Set in 1951 around Puget Sound, this debut novel centers on a woman and a girl who, independently of each other and in vastly different circumstances, are abandoned.
While enjoying their lunch break outdoors on Elita Island, home to a federal penitentiary, two prison guards encounter a feral child who appears to be around 12, but is actually 17. Because the girl, who’s being called Atalanta Doe, doesn’t speak, the social worker assigned to the case is elated when she hears about Professor Bernadette Baston: “A woman child development specialist! How interesting, I thought,” she tells Bernadette when they meet. Bernadette, a curiosity as a woman in the psychology department at Seattle’s state university, specializes in language acquisition, but explains that she’s a scholar and can’t be expected to teach Atalanta to talk. Nevertheless, over the course of her visits with the girl, Bernadette becomes determined to learn how Atalanta got to the island, which will mean asking the area’s residents unwelcome questions.
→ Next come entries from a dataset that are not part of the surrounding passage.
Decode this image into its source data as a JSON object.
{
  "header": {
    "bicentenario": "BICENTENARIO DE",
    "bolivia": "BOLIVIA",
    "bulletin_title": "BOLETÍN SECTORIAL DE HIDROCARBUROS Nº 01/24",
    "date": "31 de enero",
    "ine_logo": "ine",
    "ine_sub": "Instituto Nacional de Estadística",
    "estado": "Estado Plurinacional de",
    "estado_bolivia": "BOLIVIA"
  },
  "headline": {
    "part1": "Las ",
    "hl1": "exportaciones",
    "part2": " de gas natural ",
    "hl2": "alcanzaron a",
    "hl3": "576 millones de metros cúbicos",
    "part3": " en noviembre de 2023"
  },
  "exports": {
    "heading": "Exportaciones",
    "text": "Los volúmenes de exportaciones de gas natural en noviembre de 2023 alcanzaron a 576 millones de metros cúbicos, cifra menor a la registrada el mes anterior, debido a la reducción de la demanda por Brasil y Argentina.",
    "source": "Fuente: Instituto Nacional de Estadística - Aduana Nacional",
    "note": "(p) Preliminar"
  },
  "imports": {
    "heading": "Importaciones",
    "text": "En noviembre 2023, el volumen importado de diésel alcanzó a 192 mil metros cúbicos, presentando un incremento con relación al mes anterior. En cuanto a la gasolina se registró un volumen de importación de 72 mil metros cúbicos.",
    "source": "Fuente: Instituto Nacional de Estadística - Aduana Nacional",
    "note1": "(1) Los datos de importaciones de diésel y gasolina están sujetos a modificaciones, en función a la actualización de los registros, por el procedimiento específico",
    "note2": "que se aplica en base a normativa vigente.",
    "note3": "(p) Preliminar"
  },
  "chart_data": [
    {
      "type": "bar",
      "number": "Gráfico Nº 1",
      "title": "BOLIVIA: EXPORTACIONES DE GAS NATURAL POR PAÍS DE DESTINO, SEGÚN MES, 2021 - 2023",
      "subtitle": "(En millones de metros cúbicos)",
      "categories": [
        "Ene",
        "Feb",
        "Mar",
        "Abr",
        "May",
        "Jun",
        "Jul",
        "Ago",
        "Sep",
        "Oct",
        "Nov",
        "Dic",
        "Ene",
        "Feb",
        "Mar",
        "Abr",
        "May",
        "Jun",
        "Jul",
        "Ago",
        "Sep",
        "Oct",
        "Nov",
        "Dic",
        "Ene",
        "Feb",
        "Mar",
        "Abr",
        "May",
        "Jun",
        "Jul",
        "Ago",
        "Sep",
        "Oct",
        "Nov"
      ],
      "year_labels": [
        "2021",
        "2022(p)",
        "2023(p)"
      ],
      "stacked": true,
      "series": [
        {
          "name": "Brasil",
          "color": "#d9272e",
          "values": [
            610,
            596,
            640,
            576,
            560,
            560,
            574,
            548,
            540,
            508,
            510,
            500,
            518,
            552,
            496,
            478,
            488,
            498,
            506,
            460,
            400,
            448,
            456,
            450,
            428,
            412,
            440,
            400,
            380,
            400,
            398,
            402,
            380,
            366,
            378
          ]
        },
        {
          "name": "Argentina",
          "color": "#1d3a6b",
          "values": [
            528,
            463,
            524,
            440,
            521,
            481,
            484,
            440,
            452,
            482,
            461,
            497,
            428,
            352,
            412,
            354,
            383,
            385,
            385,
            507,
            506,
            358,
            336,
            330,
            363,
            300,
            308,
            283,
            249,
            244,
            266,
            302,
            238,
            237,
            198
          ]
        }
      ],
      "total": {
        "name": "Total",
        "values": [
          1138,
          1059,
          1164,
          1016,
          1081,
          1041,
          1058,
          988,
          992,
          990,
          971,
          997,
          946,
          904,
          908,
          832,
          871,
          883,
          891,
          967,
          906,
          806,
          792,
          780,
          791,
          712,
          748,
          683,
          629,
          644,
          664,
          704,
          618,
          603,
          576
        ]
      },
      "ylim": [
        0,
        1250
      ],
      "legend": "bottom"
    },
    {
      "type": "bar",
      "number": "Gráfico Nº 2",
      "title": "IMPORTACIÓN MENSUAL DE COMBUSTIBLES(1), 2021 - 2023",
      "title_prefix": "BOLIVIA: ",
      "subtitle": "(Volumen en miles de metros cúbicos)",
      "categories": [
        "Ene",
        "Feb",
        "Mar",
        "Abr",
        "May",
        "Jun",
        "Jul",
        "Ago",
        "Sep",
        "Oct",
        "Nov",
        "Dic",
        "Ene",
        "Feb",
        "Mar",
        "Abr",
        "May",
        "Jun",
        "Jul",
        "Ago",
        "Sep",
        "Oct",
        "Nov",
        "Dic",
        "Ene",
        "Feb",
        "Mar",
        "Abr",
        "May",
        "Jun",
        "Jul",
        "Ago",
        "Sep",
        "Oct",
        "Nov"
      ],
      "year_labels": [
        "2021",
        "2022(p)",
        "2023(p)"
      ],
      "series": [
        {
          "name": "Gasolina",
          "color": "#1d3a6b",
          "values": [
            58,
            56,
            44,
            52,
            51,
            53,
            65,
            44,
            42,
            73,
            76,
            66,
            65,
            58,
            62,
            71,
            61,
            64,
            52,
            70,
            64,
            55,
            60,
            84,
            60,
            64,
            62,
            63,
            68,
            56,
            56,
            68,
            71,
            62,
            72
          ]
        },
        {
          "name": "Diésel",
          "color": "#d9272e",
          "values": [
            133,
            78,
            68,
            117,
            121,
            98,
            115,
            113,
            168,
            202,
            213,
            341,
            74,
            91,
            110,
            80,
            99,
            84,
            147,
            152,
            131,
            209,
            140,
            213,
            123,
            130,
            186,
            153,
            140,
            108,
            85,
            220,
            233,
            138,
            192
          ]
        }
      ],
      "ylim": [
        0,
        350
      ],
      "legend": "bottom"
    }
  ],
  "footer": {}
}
As it happens, Bernadette, too, knows something about surviving on one’s own: Her husband left four years earlier, when their daughter was an infant. Lunstrum builds her fathomlessly rich plot with sentences that suggest she has, as Bernadette describes a novelist’s job, “taken a polishing cloth to the surface of every word.” (Readers should be patient with early chapters that minutely recount what Bernadette acknowledges is “the teeming wildness” of her thoughts.) The novel succeeds as both a mystery and a pitiless look at the burdens that have historically been particular to female parents and professionals. As Bernadette observes a Tacoma detective’s lack of affect, she accepts that his “flat, stone-faced approach is a privilege she’ll never have.”
Immensely satisfying as both a mystery and an unblinkered look at working motherhood.